Tejera passed another milestone eight years ago, when after studying to gain his American citizenship, he completed the naturalization process.
"I was real happy to become a citizen of the United States because this is the country that gave me all the opportunities I was looking for," he said. "They made me a free person. Every human being in the world should have that right --- to be free.
"This country gave me that opportunity and I appreciated it."
Tejera graduated from Miami Southwest High School and eventually was drafted by the Florida Marlins in 1995.
That was the beginning of what's become a 12-year pro career - something that was completely unfathomable while he was in Cuba.
Even more unfathomable was the thought that he could eventually pitch for a team that won the World Series, which is what happened in 2003 when the Marlins beat the Yankees in seven games.
On that 2003 team, Tejera was a reliever who compiled a 3-4 record with two saves and a 4.67 ERA.
Altogether he's pitched in 111 major league games (27 as a starter) - a number that isn't as high as it could have been since he missed the 2000 season after undergoing surgery to repair the ulnar collateral ligament in his left elbow.

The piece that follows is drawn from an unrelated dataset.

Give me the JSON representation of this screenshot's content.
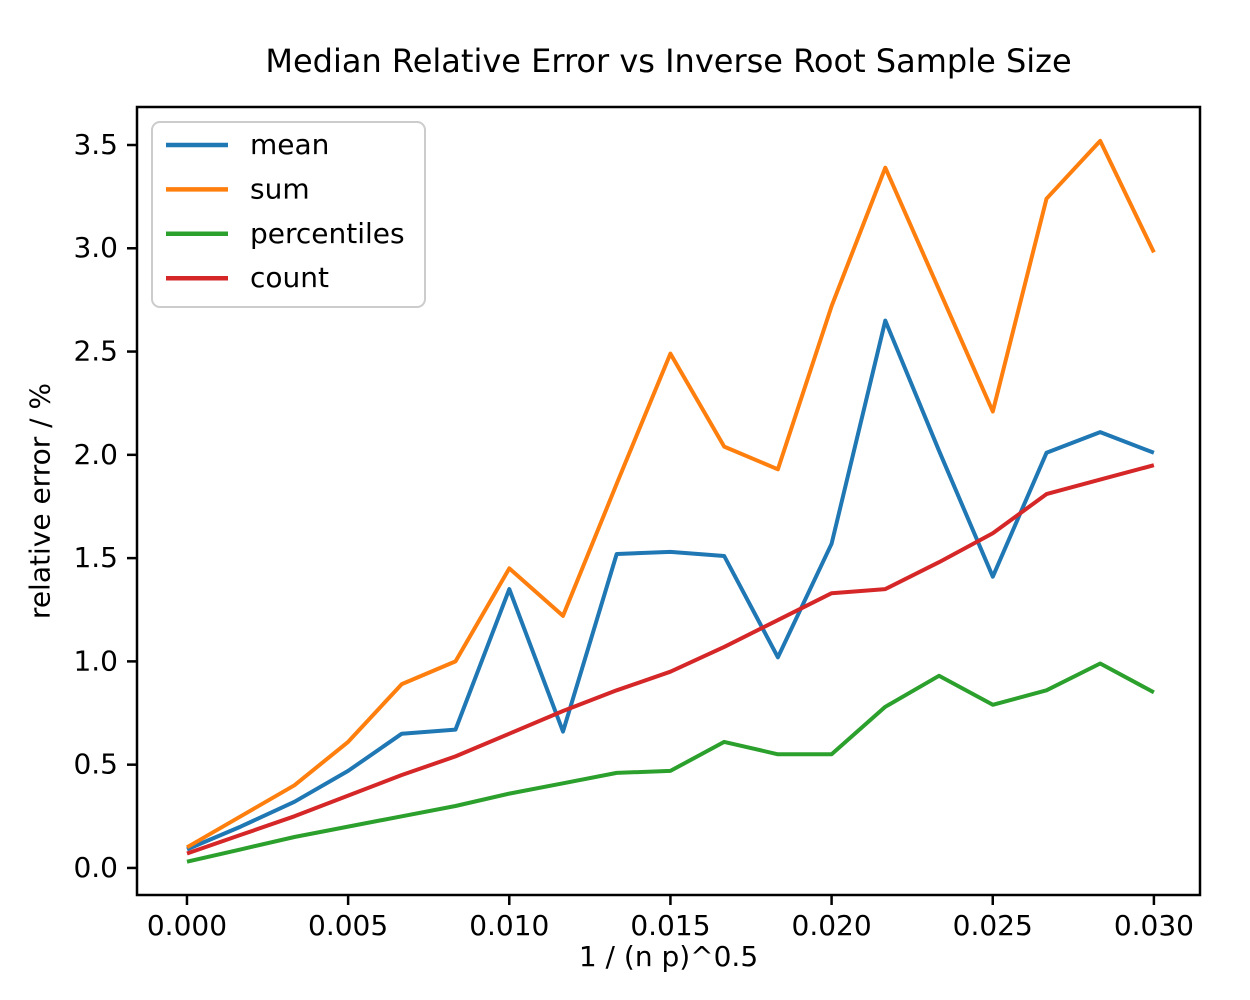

While Tejera's profile isn't as high as other Cubans who've defected, like El Duque and Jose Contreras, he knows what would happen if his native country ever eased restrictions about leaving.

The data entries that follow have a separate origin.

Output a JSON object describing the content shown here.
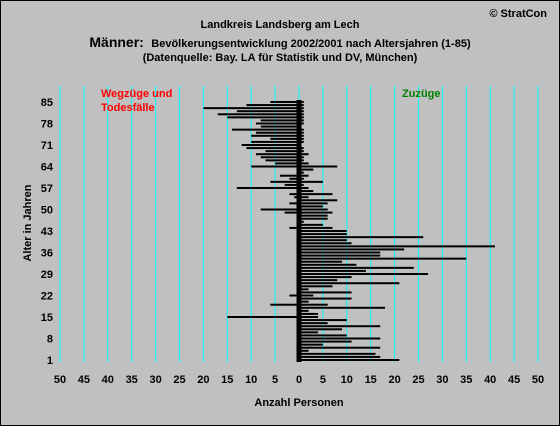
{
  "copyright": "© StratCon",
  "chart_data": {
    "type": "bar",
    "orientation": "horizontal",
    "title": "Landkreis Landsberg am Lech",
    "subtitle_lead": "Männer:",
    "subtitle_rest": "Bevölkerungsentwicklung 2002/2001 nach Altersjahren (1-85)",
    "source": "(Datenquelle: Bay. LA für Statistik und DV, München)",
    "xlabel": "Anzahl Personen",
    "ylabel": "Alter in Jahren",
    "left_label_line1": "Wegzüge und",
    "left_label_line2": "Todesfälle",
    "right_label": "Zuzüge",
    "xlim": [
      -50,
      50
    ],
    "ylim": [
      1,
      85
    ],
    "x_tick_labels": [
      "50",
      "45",
      "40",
      "35",
      "30",
      "25",
      "20",
      "15",
      "10",
      "5",
      "0",
      "5",
      "10",
      "15",
      "20",
      "25",
      "30",
      "35",
      "40",
      "45",
      "50"
    ],
    "y_ticks": [
      1,
      8,
      15,
      22,
      29,
      36,
      43,
      50,
      57,
      64,
      71,
      78,
      85
    ],
    "grid": true,
    "colors": {
      "background": "#c0c0c0",
      "grid": "#00ffff",
      "bars": "#000000",
      "left_label": "#ff0000",
      "right_label": "#008000",
      "title": "#000000"
    },
    "ages": [
      1,
      2,
      3,
      4,
      5,
      6,
      7,
      8,
      9,
      10,
      11,
      12,
      13,
      14,
      15,
      16,
      17,
      18,
      19,
      20,
      21,
      22,
      23,
      24,
      25,
      26,
      27,
      28,
      29,
      30,
      31,
      32,
      33,
      34,
      35,
      36,
      37,
      38,
      39,
      40,
      41,
      42,
      43,
      44,
      45,
      46,
      47,
      48,
      49,
      50,
      51,
      52,
      53,
      54,
      55,
      56,
      57,
      58,
      59,
      60,
      61,
      62,
      63,
      64,
      65,
      66,
      67,
      68,
      69,
      70,
      71,
      72,
      73,
      74,
      75,
      76,
      77,
      78,
      79,
      80,
      81,
      82,
      83,
      84,
      85
    ],
    "series": [
      {
        "name": "Zuzüge",
        "values": [
          21,
          17,
          16,
          2,
          17,
          5,
          11,
          17,
          10,
          4,
          9,
          17,
          6,
          10,
          4,
          4,
          2,
          18,
          6,
          2,
          11,
          3,
          11,
          2,
          7,
          21,
          8,
          11,
          27,
          14,
          24,
          12,
          9,
          35,
          17,
          17,
          22,
          41,
          11,
          10,
          26,
          10,
          10,
          7,
          5,
          1,
          6,
          6,
          7,
          6,
          5,
          6,
          8,
          2,
          7,
          3,
          2,
          1,
          5,
          1,
          2,
          1,
          3,
          8,
          2,
          1,
          1,
          2,
          1,
          1,
          0,
          1,
          1,
          1,
          1,
          1,
          0,
          1,
          1,
          1,
          1,
          1,
          1,
          1,
          1
        ]
      },
      {
        "name": "Wegzüge und Todesfälle",
        "values": [
          0,
          0,
          0,
          0,
          0,
          0,
          0,
          0,
          0,
          0,
          0,
          0,
          0,
          0,
          15,
          0,
          0,
          0,
          6,
          0,
          0,
          2,
          0,
          0,
          0,
          0,
          0,
          0,
          0,
          0,
          0,
          0,
          0,
          0,
          0,
          0,
          0,
          0,
          0,
          0,
          0,
          0,
          0,
          2,
          0,
          0,
          0,
          0,
          3,
          8,
          0,
          2,
          0,
          1,
          2,
          0,
          13,
          3,
          6,
          2,
          4,
          0,
          0,
          10,
          5,
          7,
          8,
          9,
          7,
          11,
          12,
          10,
          6,
          10,
          9,
          14,
          8,
          9,
          8,
          15,
          17,
          13,
          20,
          11,
          6
        ]
      }
    ]
  }
}
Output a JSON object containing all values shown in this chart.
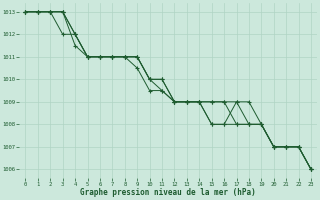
{
  "title": "Graphe pression niveau de la mer (hPa)",
  "bg_color": "#cce8dc",
  "grid_color": "#b0d4c4",
  "line_color": "#1e5c30",
  "xlim": [
    -0.5,
    23.5
  ],
  "ylim": [
    1005.6,
    1013.4
  ],
  "yticks": [
    1006,
    1007,
    1008,
    1009,
    1010,
    1011,
    1012,
    1013
  ],
  "xticks": [
    0,
    1,
    2,
    3,
    4,
    5,
    6,
    7,
    8,
    9,
    10,
    11,
    12,
    13,
    14,
    15,
    16,
    17,
    18,
    19,
    20,
    21,
    22,
    23
  ],
  "series": [
    [
      1013,
      1013,
      1013,
      1012,
      1012,
      1011,
      1011,
      1011,
      1011,
      1011,
      1010,
      1010,
      1009,
      1009,
      1009,
      1009,
      1009,
      1009,
      1009,
      1008,
      1007,
      1007,
      1007,
      1006
    ],
    [
      1013,
      1013,
      1013,
      1013,
      1012,
      1011,
      1011,
      1011,
      1011,
      1011,
      1010,
      1010,
      1009,
      1009,
      1009,
      1009,
      1009,
      1008,
      1008,
      1008,
      1007,
      1007,
      1007,
      1006
    ],
    [
      1013,
      1013,
      1013,
      1013,
      1012,
      1011,
      1011,
      1011,
      1011,
      1011,
      1010,
      1009.5,
      1009,
      1009,
      1009,
      1008,
      1008,
      1009,
      1008,
      1008,
      1007,
      1007,
      1007,
      1006
    ],
    [
      1013,
      1013,
      1013,
      1013,
      1011.5,
      1011,
      1011,
      1011,
      1011,
      1010.5,
      1009.5,
      1009.5,
      1009,
      1009,
      1009,
      1008,
      1008,
      1008,
      1008,
      1008,
      1007,
      1007,
      1007,
      1006
    ]
  ]
}
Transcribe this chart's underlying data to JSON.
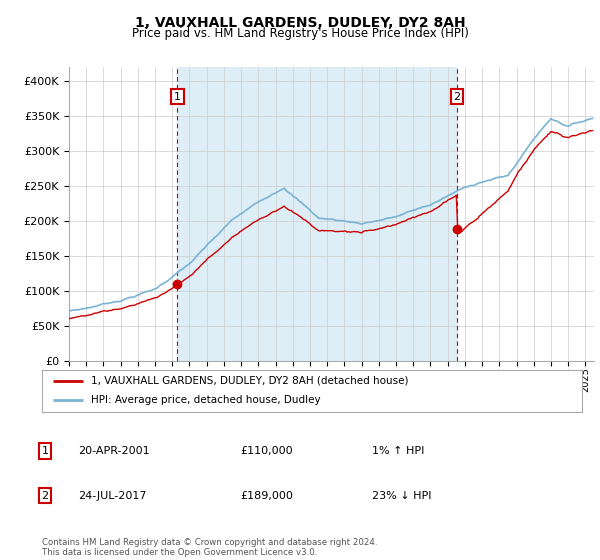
{
  "title": "1, VAUXHALL GARDENS, DUDLEY, DY2 8AH",
  "subtitle": "Price paid vs. HM Land Registry's House Price Index (HPI)",
  "legend_line1": "1, VAUXHALL GARDENS, DUDLEY, DY2 8AH (detached house)",
  "legend_line2": "HPI: Average price, detached house, Dudley",
  "annotation1_date": "20-APR-2001",
  "annotation1_price": "£110,000",
  "annotation1_hpi": "1% ↑ HPI",
  "annotation2_date": "24-JUL-2017",
  "annotation2_price": "£189,000",
  "annotation2_hpi": "23% ↓ HPI",
  "footer": "Contains HM Land Registry data © Crown copyright and database right 2024.\nThis data is licensed under the Open Government Licence v3.0.",
  "sale1_year": 2001.3,
  "sale1_price": 110000,
  "sale2_year": 2017.55,
  "sale2_price": 189000,
  "ylim_min": 0,
  "ylim_max": 420000,
  "xlim_min": 1995,
  "xlim_max": 2025.5,
  "hpi_color": "#7ab3d4",
  "price_color": "#cc0000",
  "marker_color": "#cc0000",
  "annotation_box_color": "#cc0000",
  "bg_fill_color": "#ddeef7",
  "background_color": "#ffffff",
  "grid_color": "#cccccc"
}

"A lot of players that played with me in Cuba have the same talent as guys here who were first- or second-round picks," he said.

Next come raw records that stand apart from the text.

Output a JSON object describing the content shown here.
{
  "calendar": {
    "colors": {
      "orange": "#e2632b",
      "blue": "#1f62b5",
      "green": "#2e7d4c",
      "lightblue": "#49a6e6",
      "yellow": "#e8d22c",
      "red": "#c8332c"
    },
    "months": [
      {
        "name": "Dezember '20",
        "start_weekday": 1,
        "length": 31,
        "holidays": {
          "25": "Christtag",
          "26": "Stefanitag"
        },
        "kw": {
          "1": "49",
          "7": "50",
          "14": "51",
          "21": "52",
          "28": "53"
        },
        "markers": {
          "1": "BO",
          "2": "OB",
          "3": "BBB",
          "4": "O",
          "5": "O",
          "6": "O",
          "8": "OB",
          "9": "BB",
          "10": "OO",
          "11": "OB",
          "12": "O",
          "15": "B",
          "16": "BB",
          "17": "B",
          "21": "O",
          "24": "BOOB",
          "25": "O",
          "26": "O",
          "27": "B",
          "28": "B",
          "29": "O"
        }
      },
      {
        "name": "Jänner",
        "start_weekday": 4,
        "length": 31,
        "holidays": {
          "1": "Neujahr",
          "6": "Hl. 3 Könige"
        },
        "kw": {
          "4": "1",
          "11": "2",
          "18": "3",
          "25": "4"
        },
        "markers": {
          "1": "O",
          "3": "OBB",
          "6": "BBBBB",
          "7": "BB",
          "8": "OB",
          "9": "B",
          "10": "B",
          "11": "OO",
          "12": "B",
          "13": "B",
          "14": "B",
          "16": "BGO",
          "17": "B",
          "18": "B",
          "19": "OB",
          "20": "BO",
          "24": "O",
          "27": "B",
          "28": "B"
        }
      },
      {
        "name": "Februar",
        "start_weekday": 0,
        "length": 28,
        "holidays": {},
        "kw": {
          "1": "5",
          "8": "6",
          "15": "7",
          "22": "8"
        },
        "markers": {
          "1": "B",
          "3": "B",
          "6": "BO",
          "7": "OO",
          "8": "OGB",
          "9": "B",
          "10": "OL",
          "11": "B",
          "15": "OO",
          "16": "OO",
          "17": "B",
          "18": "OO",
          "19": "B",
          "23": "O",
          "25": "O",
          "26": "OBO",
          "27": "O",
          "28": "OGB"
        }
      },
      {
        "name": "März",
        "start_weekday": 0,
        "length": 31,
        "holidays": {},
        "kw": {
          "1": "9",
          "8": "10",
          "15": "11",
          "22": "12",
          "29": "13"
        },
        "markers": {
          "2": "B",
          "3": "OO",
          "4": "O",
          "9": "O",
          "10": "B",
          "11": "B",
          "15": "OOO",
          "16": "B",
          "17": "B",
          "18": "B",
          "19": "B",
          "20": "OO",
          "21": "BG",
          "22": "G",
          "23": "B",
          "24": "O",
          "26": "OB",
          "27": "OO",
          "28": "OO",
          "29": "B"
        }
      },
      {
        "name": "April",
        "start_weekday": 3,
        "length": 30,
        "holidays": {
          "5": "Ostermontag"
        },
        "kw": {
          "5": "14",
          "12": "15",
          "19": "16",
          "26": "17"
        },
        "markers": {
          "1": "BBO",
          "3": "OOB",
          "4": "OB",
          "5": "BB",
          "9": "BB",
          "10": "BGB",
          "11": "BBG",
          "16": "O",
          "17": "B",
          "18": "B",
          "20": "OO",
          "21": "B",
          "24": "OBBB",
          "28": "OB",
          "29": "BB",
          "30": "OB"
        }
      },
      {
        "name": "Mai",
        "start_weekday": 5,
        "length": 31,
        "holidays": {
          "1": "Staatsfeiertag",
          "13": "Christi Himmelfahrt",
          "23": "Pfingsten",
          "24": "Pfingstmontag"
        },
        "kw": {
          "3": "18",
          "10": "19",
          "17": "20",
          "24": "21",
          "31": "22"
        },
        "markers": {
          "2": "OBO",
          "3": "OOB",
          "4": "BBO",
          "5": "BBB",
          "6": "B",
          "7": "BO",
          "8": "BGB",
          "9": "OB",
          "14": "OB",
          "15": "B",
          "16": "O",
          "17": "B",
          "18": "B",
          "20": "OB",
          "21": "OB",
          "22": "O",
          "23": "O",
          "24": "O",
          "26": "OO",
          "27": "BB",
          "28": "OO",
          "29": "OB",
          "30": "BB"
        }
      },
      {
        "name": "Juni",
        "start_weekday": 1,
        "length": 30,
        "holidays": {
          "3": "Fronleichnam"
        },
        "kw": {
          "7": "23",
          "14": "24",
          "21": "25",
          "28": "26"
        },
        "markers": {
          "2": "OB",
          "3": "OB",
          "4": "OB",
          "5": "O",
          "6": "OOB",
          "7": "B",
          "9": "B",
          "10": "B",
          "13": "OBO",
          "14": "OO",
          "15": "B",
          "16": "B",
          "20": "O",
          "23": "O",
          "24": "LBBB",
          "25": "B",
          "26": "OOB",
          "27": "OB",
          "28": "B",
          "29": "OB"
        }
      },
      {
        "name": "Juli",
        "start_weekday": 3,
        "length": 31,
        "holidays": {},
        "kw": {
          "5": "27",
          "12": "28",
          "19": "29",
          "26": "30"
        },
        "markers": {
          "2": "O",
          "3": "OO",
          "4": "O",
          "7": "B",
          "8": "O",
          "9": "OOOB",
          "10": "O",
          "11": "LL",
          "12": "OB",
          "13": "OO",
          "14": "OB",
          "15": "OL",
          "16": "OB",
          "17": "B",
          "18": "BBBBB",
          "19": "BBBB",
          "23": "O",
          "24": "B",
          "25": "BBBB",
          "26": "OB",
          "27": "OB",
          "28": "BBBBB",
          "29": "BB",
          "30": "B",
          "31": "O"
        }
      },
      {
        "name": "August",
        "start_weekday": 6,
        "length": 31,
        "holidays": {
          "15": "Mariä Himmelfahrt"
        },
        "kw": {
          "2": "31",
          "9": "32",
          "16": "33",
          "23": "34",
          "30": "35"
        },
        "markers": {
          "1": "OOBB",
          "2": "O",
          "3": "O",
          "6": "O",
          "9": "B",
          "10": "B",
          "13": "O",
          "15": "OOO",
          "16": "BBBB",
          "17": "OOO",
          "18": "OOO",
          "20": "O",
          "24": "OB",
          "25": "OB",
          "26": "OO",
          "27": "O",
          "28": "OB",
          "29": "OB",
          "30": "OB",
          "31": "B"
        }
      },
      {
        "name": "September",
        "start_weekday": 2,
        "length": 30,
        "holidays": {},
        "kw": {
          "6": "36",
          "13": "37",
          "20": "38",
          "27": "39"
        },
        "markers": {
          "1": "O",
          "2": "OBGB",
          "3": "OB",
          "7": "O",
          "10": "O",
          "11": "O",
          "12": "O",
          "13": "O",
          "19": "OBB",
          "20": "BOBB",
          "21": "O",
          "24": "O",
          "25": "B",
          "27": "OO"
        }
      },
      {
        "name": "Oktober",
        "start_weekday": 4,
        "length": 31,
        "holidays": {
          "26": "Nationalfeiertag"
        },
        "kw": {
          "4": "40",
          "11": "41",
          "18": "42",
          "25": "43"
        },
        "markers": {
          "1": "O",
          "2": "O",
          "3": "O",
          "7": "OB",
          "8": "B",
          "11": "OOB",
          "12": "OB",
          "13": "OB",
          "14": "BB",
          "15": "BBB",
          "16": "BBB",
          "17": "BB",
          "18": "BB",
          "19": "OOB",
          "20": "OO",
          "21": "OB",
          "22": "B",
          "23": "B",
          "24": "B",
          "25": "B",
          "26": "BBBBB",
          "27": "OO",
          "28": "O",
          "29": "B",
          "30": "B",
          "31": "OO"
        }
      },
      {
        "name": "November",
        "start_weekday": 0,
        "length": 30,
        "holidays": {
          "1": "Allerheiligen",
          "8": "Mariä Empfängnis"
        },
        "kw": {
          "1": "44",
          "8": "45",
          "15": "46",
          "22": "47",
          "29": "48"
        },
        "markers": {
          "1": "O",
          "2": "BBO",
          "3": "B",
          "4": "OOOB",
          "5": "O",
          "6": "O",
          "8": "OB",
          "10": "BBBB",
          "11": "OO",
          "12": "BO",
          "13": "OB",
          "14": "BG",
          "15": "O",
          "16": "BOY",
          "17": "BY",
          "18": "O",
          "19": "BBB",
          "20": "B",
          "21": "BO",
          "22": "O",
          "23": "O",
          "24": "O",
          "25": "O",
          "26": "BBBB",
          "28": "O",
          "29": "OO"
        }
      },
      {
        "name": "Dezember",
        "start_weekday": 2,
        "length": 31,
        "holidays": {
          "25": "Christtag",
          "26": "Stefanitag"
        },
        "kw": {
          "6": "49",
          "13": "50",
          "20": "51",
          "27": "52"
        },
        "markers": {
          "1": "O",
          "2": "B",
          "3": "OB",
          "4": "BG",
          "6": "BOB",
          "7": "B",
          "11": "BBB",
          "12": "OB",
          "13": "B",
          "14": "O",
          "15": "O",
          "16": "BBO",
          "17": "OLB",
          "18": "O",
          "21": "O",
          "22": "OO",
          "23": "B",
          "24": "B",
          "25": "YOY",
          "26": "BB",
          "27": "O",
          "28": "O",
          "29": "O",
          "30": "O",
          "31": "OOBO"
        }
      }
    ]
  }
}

"But they couldn't do anything. You get to a point in Cuba and there's a limit. Some of those guys had a lot of talent but they chose to make a living out of baseball because they had to support their families.
"If one day they open the country, you're going to see a lot of Cubans playing major league baseball just like you see guys from the Dominican and Venezuela. It's their goal. In Cuba, baseball is the No. 1 sport."
While personal freedom doesn't exist.
Discussion
7 Comments on "Raised in oppression, Michael Tejera found freedom in America"
#3
Posted by Tim Daloisio, June 1, 2008 11:00 AM
Another thing that makes baseball special is the lengths at which some people will go to play the game they love. For every story like Jon Lester overcoming cancer or Josh Hamilton, drugs...there are many other stories of triumph and tragedy by those that only see a glimpse of the show...
#5
Posted by Gerry, June 1, 2008 5:58 PM
Thank you. It's good to be reminded, between Memorial Day and Independence Day, that such things as freedom need to be continually fought for, at home as well as abroad.
#6
Posted by Zach Hayes, June 1, 2008 10:10 PM
Just not by our troops.
Good piece Mike. Didn't know what Tejera had to go through.
#7
Posted by Mostly Running., June 2, 2008 1:42 PM
I just wanted to apologize for my knee-jerk and, in retrospect, snarky first response. My criticism comes from the content, not the quality of the writing. I frequent many political and international affairs boards when I'm in the mood to discuss such things. I come here to read about and discuss baseball. My hackles went up when I read some of the jingoistic lines and saw the US flag as the accompanying image.
I wasn't bagging on the writing necessarily, just the influence the piece had on me to immediately launch into a political rant. Again, not why I read mvn.